Courtesy of Notre Dame Archives

The police quickly exited the scene, forming a barrier of their own around the officer carrying the film. Outside, students grabbed at the reels and walloped the officers with snowballs, shouting “Pigs!” and “Fascists!” Other students lay down on the sidewalk in an attempt at passive protest, but were trampled, though there were no reports of serious injuries.

As the officers neared O’Shaughnessy Hall, the crowd swelled and rushed once more for the reels, knocking the carrier to the ground. Officers retaliated with mace, spraying the eyes of as many as 15 people. The police barricaded themselves inside O’Shaughnessy while protesters pounded at the door, demanding to see a warrant. Sneaking out a back door, the man with the films jumped into an unmarked car that swerved away from the chasing protesters.
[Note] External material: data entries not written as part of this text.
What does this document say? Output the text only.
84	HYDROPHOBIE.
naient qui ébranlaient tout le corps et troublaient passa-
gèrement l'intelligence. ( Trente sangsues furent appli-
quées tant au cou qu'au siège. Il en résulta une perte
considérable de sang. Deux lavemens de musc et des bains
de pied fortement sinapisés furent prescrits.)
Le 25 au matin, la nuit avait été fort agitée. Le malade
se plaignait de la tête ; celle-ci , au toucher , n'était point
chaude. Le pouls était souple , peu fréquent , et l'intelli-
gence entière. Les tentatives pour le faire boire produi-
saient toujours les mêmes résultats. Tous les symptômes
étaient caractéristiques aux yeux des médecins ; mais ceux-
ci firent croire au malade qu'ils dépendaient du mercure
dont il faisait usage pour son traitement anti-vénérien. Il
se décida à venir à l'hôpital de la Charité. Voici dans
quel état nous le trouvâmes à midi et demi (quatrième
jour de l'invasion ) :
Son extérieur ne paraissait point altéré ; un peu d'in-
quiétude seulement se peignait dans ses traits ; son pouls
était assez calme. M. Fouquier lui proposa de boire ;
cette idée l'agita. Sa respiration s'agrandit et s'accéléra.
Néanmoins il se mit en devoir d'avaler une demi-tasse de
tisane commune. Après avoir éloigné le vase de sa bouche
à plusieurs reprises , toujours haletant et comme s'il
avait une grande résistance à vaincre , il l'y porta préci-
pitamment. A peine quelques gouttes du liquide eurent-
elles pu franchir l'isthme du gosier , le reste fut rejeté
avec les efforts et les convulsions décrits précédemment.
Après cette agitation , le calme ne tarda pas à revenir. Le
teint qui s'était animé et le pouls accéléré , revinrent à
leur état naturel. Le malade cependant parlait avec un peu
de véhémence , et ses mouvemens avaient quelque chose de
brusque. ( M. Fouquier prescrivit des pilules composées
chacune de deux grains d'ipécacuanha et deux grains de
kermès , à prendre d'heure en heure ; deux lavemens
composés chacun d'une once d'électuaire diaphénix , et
“We were scared, as scared as I have seen officers in more than six years,” county prosecutor William E. Voor Jr. later told The Observer. “There were, after all, several hundred of them and only a handful of us.”

It was the first known physical confrontation between students and police in the history of Notre Dame. Prior to the raid, Faccenda had received a warrant to turn over the films. The conference and its organizers were potentially in violation of the law. The District Attorney’s office was reviewing whether to prosecute those involved.
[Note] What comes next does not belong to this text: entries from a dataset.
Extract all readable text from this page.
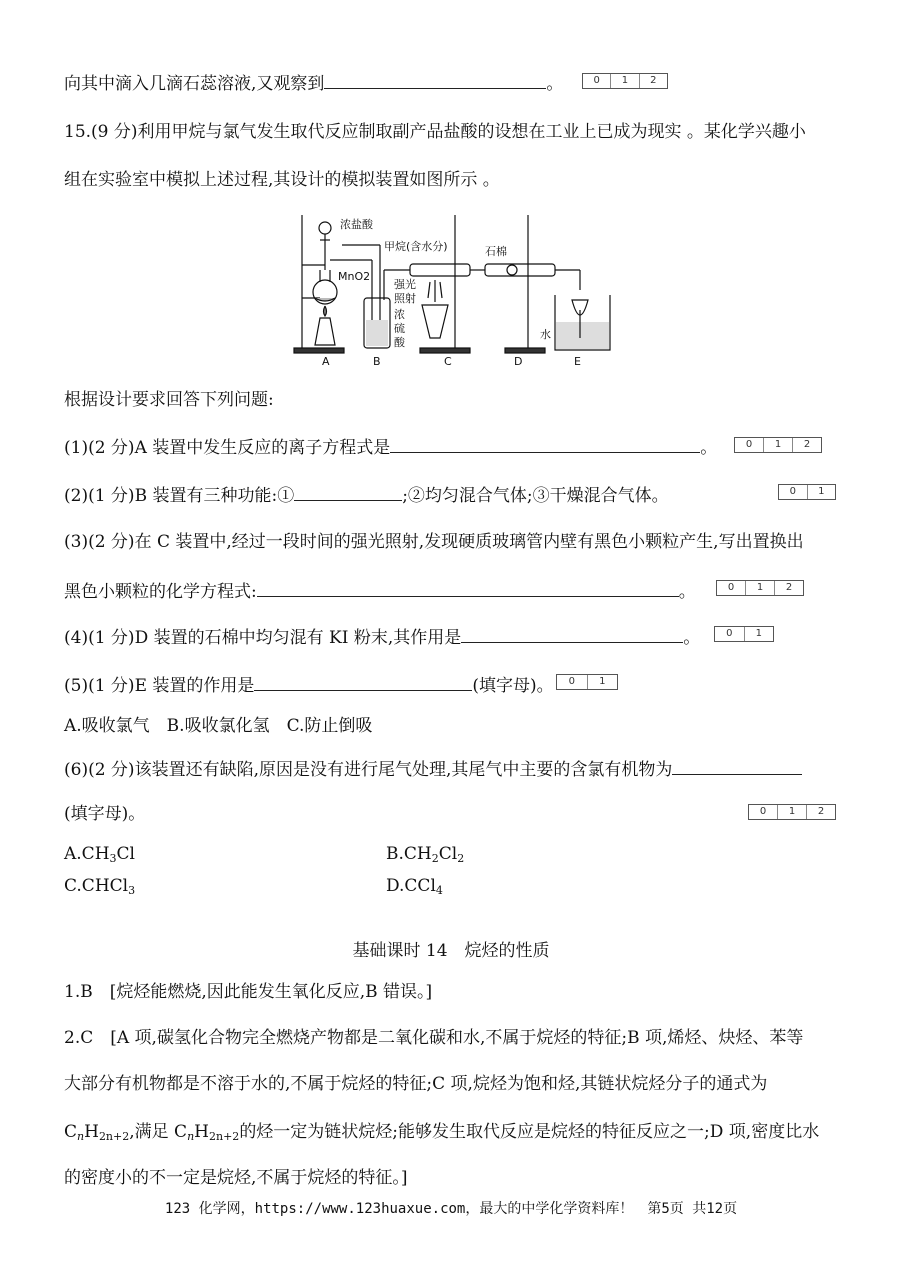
向其中滴入几滴石蕊溶液,又观察到	。	0	1	2
15.(9 分)利用甲烷与氯气发生取代反应制取副产品盐酸的设想在工业上已成为现实 。某化学兴趣小
组在实验室中模拟上述过程,其设计的模拟装置如图所示 。
浓盐酸
MnO2
甲烷(含水分)	石棉
强光
照射
浓
硫
酸
水
A	B	C	D	E
根据设计要求回答下列问题:
(1)(2 分)A 装置中发生反应的离子方程式是	。	0	1	2
(2)(1 分)B 装置有三种功能:①	;②均匀混合气体;③干燥混合气体。	0	1
(3)(2 分)在 C 装置中,经过一段时间的强光照射,发现硬质玻璃管内壁有黑色小颗粒产生,写出置换出
黑色小颗粒的化学方程式:	。	0	1	2
(4)(1 分)D 装置的石棉中均匀混有 KI 粉末,其作用是	。	0	1
(5)(1 分)E 装置的作用是	(填字母)。	0	1
A.吸收氯气　B.吸收氯化氢　C.防止倒吸
(6)(2 分)该装置还有缺陷,原因是没有进行尾气处理,其尾气中主要的含氯有机物为
(填字母)。	0	1	2
$A.CH_3Cl$	$B.CH_2Cl_2$
C.CHCl$_3$	D.CCl$_4$
基础课时 14　烷烃的性质
1.B　[烷烃能燃烧,因此能发生氧化反应,B 错误。]
2.C　[A 项,碳氢化合物完全燃烧产物都是二氧化碳和水,不属于烷烃的特征;B 项,烯烃、炔烃、苯等
大部分有机物都是不溶于水的,不属于烷烃的特征;C 项,烷烃为饱和烃,其链状烷烃分子的通式为
$C_nH_{2n+2}$,满足 $C_nH_{2n+2}$的烃一定为链状烷烃;能够发生取代反应是烷烃的特征反应之一;D 项,密度比水
的密度小的不一定是烷烃,不属于烷烃的特征。]
123 化学网，https://www.123huaxue.com，最大的中学化学资料库！　第5页 共12页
By Saturday, February 8, the conference was off. The remaining events were canceled.

In the days that followed, Father Hesburgh summoned a fact-finding committee composed of students, faculty and administrators. Ironically, the committee’s investigation of the conference started with a viewing of the films with the local prosecutor, recalls Schatz, who was not present at the Nieuwland incident. “It was the damnedest experience I ever had.”

Over the course of the spring semester, Hesburgh’s committee would continue to gather facts, interview participants and decide whether to pursue disciplinary action against anyone involved. In April, the committee recommended to the Student Senate that the University needed to create a clear definition of academic freedom in order to avoid future debacles. Then, in May, it published a 141-page report. The Campus Judicial Board found Dave Kahn and Marty McNamara ’69 guilty of unauthorized use of facilities, assault and battery, and contributing to a public disturbance, but imposed no penalty.
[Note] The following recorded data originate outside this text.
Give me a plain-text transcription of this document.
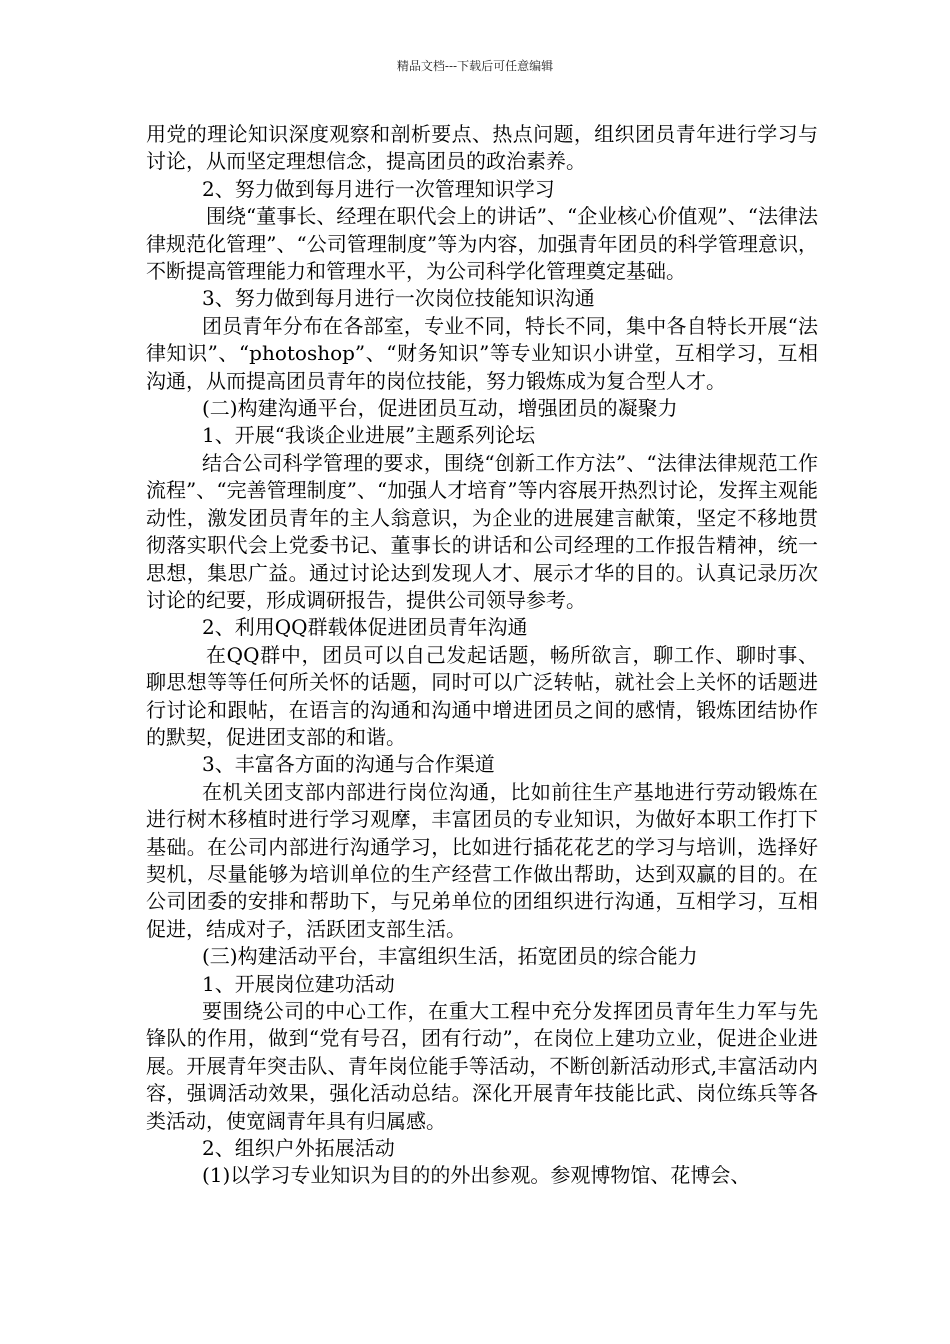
精品文档---下载后可任意编辑

用党的理论知识深度观察和剖析要点、热点问题，组织团员青年进行学习与讨论，从而坚定理想信念，提高团员的政治素养。

2、努力做到每月进行一次管理知识学习

围绕“董事长、经理在职代会上的讲话”、“企业核心价值观”、“法律法律规范化管理”、“公司管理制度”等为内容，加强青年团员的科学管理意识，不断提高管理能力和管理水平，为公司科学化管理奠定基础。

3、努力做到每月进行一次岗位技能知识沟通

团员青年分布在各部室，专业不同，特长不同，集中各自特长开展“法律知识”、“photoshop”、“财务知识”等专业知识小讲堂，互相学习，互相沟通，从而提高团员青年的岗位技能，努力锻炼成为复合型人才。

(二)构建沟通平台，促进团员互动，增强团员的凝聚力

1、开展“我谈企业进展”主题系列论坛

结合公司科学管理的要求，围绕“创新工作方法”、“法律法律规范工作流程”、“完善管理制度”、“加强人才培育”等内容展开热烈讨论，发挥主观能动性，激发团员青年的主人翁意识，为企业的进展建言献策，坚定不移地贯彻落实职代会上党委书记、董事长的讲话和公司经理的工作报告精神，统一思想，集思广益。通过讨论达到发现人才、展示才华的目的。认真记录历次讨论的纪要，形成调研报告，提供公司领导参考。

2、利用QQ群载体促进团员青年沟通

在QQ群中，团员可以自己发起话题，畅所欲言，聊工作、聊时事、聊思想等等任何所关怀的话题，同时可以广泛转帖，就社会上关怀的话题进行讨论和跟帖，在语言的沟通和沟通中增进团员之间的感情，锻炼团结协作的默契，促进团支部的和谐。

3、丰富各方面的沟通与合作渠道

在机关团支部内部进行岗位沟通，比如前往生产基地进行劳动锻炼在进行树木移植时进行学习观摩，丰富团员的专业知识，为做好本职工作打下基础。在公司内部进行沟通学习，比如进行插花花艺的学习与培训，选择好契机，尽量能够为培训单位的生产经营工作做出帮助，达到双赢的目的。在公司团委的安排和帮助下，与兄弟单位的团组织进行沟通，互相学习，互相促进，结成对子，活跃团支部生活。

(三)构建活动平台，丰富组织生活，拓宽团员的综合能力

1、开展岗位建功活动

要围绕公司的中心工作，在重大工程中充分发挥团员青年生力军与先锋队的作用，做到“党有号召，团有行动”，在岗位上建功立业，促进企业进展。开展青年突击队、青年岗位能手等活动，不断创新活动形式,丰富活动内容，强调活动效果，强化活动总结。深化开展青年技能比武、岗位练兵等各类活动，使宽阔青年具有归属感。

2、组织户外拓展活动

(1)以学习专业知识为目的的外出参观。参观博物馆、花博会、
Perhaps the most memorable outcome of the conference was one that rolled it back into the general backdrop of campus unrest: a letter dated February 17, 1969, that Father Hesburgh wrote to faculty and students and published in The New York Times, drawing the respectful attention of the leaders of other universities and President Richard Nixon. It included one of the most famous decisions of Hesburgh’s 35-year presidential career.

“This letter does not relate directly to what happened here last weekend, although those events made it seem even more necessary to get this letter written,” he noted. The letter acknowledged the validity of those student protests that do not disturb the routine of the University or the rights of its members. However, Hesburgh wrote, those who substituted force for rational persuasion, “be it violent or non-violent,” would have 15 minutes of meditation to cease and desist before the University took action against them.

Student dissent never again reached the level seen with the Pornography and Censorship Conference, but it did continue. The war dragged on. Race, environmentalism and sexuality kept campus roused for many years to come.

This winter, campus hosted another, much smaller pornography conference. Sponsored by the Students for Child-Oriented Policy in conjunction with the Tocqueville Program for Inquiry into Religion and American Public Life, “Pervasive Porn” explored pornography’s personal and social costs. It proved less controversial than the first.


Tara Hunt is an associate editor of this magazine.